Dogs Have Terrible Eyesight: See for Yourself
Red—green color blind and with awful, awful vision. Life for a dog is kind of a blurry mess
Sorry, C. M. Coolidge, but man’s best friend would probably really suck at poker. For one, dogs can’t see red. Two, their vision is so awful that they’d probably have trouble even making out the numbers.
See for yourself: WolframAlpha, every nerd’s favorite search engine, has a web app that lets you look at life through a dogs’ eyes.

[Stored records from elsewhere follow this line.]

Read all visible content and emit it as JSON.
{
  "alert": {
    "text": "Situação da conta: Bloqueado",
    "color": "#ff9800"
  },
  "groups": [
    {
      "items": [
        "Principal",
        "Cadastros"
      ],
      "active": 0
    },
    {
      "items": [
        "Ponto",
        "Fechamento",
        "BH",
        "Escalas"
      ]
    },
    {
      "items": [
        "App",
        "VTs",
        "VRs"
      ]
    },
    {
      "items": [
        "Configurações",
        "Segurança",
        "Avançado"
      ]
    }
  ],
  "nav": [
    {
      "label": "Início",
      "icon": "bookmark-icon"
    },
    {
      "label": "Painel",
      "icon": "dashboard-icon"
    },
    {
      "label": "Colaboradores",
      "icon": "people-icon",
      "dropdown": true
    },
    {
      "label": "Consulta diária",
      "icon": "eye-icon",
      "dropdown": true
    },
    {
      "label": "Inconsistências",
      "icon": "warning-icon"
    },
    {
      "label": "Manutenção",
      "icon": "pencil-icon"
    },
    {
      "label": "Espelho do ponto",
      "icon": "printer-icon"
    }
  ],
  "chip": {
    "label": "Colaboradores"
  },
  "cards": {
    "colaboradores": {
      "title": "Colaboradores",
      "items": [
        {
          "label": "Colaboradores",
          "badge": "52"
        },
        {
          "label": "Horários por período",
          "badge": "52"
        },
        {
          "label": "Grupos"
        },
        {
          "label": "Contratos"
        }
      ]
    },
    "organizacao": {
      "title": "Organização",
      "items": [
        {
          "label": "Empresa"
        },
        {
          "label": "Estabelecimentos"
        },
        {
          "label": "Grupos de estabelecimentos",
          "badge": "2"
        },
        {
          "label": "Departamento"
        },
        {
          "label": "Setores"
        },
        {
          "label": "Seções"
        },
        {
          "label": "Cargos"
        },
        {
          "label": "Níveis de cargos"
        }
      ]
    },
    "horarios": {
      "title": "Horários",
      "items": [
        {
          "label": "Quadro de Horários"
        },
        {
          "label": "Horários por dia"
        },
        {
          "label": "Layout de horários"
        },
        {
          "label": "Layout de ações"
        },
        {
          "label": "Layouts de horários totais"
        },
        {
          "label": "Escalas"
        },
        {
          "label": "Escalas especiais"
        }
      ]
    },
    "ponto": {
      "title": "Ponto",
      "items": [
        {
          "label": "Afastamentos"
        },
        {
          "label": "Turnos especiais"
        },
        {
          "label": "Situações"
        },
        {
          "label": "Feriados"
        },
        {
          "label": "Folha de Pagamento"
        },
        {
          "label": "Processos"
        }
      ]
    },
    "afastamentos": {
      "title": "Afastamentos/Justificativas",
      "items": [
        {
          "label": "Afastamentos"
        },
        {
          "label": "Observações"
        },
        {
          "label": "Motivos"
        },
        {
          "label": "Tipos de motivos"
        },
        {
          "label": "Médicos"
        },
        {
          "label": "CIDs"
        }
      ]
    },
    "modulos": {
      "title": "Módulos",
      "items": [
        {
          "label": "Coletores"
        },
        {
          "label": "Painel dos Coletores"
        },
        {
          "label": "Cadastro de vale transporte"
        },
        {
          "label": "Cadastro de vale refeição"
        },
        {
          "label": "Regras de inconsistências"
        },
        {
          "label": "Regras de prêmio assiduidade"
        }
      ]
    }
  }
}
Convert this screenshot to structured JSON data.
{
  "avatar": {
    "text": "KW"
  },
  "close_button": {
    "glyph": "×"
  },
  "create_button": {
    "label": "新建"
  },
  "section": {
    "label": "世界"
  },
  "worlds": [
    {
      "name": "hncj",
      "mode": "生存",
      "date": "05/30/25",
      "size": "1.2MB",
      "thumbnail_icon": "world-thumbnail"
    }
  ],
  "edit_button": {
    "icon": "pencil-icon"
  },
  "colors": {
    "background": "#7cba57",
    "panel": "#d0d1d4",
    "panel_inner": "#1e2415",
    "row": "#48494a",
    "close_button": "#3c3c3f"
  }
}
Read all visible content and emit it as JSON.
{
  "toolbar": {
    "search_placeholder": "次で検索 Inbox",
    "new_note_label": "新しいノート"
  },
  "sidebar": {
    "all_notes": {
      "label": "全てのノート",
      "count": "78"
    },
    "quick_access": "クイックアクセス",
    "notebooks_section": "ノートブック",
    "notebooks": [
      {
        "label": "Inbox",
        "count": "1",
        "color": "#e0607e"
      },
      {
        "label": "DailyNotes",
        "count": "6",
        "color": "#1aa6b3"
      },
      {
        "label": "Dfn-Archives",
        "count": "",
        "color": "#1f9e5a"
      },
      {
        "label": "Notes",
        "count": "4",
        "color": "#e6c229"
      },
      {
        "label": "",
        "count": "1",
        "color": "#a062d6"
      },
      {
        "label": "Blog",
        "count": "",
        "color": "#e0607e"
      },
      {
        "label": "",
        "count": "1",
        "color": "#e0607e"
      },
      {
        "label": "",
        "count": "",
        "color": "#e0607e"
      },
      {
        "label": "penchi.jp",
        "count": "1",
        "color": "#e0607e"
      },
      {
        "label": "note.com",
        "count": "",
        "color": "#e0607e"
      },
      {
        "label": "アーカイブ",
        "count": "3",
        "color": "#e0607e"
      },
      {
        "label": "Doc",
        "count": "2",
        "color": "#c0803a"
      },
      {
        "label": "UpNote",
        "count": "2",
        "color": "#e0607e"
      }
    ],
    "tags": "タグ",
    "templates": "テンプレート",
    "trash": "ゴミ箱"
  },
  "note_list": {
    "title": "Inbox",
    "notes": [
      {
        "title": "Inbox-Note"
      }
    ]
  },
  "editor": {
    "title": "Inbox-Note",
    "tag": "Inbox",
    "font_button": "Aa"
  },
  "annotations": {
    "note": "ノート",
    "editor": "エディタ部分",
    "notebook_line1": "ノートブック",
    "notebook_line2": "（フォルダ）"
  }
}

Where people have three specialized receptors in our eyes to distinguish colors, dogs only have two: this leaves them red-green color blind (we think). Life’s Little Mysteries:
To see blue and yellow, dogs and humans alike rely on neurons inside the eye’s retina. These neurons are excited in response to yellow light detected in the cone cells (which are also inside the retina), but the neurons’ activity gets suppressed when blue light hits the cones. A dog’s brain interprets the excitation or suppression of these neurons as the sensation of yellow or blue, respectively. However, in dogs and color-blind individuals, red light and green light both have a neutral effect on the neurons. With no signal to interpret these colors, the dogs’ brains don’t perceive any color. Where you see red or green, they see shades of gray.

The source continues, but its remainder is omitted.